A swift glance, then an awful change passed over Cyril Fayne’s face. With a hoarse cry, like the cry of a wild beast suddenly brought face to face with its prey, he dashed open the great plate-glass window, and springing through it, was upon the broken stones of the pavement in an instant.
With one mad bound he sprung upon the dainty, smiling vision and caught him.
“Geoffrey Grey!” he hissed between his close-clinched teeth, “I have you at last! For years I have hunted you down, but always and ever in vain; you would manage to elude me always. I followed you from place to place, but when I came you would fly, and thus escape me. But justice shall be done, vengeance shall have its own at last.
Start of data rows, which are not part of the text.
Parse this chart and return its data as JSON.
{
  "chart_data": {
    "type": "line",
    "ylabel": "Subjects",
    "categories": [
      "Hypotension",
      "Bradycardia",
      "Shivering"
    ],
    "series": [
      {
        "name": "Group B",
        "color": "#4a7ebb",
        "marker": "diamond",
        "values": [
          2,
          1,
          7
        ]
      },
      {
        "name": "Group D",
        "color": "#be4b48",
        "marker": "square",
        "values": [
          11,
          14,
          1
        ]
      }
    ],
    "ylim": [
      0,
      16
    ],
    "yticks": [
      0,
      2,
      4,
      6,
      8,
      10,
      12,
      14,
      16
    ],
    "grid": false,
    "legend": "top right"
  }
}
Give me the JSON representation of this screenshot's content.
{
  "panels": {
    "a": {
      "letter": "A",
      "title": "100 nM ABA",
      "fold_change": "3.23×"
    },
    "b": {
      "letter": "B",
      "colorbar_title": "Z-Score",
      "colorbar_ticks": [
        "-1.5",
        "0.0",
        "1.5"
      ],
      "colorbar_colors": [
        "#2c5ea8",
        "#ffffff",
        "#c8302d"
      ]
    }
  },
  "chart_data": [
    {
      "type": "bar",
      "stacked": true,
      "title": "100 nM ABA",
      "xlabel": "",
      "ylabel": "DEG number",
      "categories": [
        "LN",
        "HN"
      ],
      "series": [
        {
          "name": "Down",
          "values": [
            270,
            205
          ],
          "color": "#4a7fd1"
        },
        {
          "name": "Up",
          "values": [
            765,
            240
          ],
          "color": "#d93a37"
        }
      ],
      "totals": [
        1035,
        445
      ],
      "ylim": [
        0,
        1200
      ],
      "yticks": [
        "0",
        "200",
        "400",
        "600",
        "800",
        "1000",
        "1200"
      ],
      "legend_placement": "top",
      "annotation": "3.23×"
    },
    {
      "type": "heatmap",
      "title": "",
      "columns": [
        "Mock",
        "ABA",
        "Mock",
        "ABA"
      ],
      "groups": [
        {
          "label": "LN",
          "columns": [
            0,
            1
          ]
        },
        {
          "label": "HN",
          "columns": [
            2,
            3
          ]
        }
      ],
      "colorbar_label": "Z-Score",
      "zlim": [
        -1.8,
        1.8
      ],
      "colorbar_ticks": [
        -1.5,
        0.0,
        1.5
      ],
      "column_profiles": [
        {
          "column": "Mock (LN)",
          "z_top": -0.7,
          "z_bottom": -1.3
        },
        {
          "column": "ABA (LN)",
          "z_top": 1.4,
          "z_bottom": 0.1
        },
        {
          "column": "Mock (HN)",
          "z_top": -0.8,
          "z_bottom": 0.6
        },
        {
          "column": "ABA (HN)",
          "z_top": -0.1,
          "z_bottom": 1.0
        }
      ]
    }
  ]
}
You are in my power, Geoffrey Grey, and the same world can contain us both no longer! Villain, coward, traitor, false friend and traducer of womankind, your hour has come!”
For just a moment the graceful figure stood transfixed with horror and overcome with surprise, like one suddenly petrified. The smile had died upon his lip, his face had blanched to an ashen pallor, he was trembling in every limb. Still the white-faced Nemesis stood over him. The coward winced.
“Don’t,” pleaded the low, musical voice, and the gray-clad figure recoiled from the stern, threatening gaze of the other. “Do not--hurt me--Cyril! I--I never did all that of which you accuse me. I--I swear that I am sorry for what I have done!”
A thought flashed like an inspiration across his brain. Slowly his grasp relaxed the miscreant, and his voice, stern and cold, asked the question:
“Suppose that I agree to spare you, Geoffrey Grey--suppose that I should let you go free, what are you willing to do to show your penitence? But, bah! I am a fool to trust you, you false fiend! Stay! if I guard you well, if I remain constantly at your side so that you can not escape me, strive as you may, if I take you back thus guarded to America, will you bear witness to Lenore Fayne’s innocence? Will you take back the wrong that you have done, the evil that you have wrought, and clear her fair name before the world? Speak, villain! And if you agree to my proposition--remember that you can never escape me. I will guard you always like a jailer! I will never let you out of my sight, night nor day, until we have landed in America, and you have made public all this vile plot against a pure woman’s happiness.
“Answer me, Geoffrey Grey! Will you try to retrieve your miserable past by this one act of justice? Will you endeavor to atone in this manner for the unpardonable wrong that you have done Lenore Fayne and myself, the husband from whom your villainous treachery separated her for seventeen long, bad, black years?”
Dead silence. The leaves of the ilex-trees swayed slowly in a passing breeze; no sound broke the dead calm. A bright-eyed _donizella_ tripped past; a group of ugly _lazaroni_ gathered upon the opposite side of the street, begging alms in guttural Italian. Cyril Fayne stood like a statue glaring down into the shrinking face of his enemy run down at last.
“Well?” he demanded, at length, “is it yes or no?”
“Yes!” responded Geoffrey Grey, sullenly.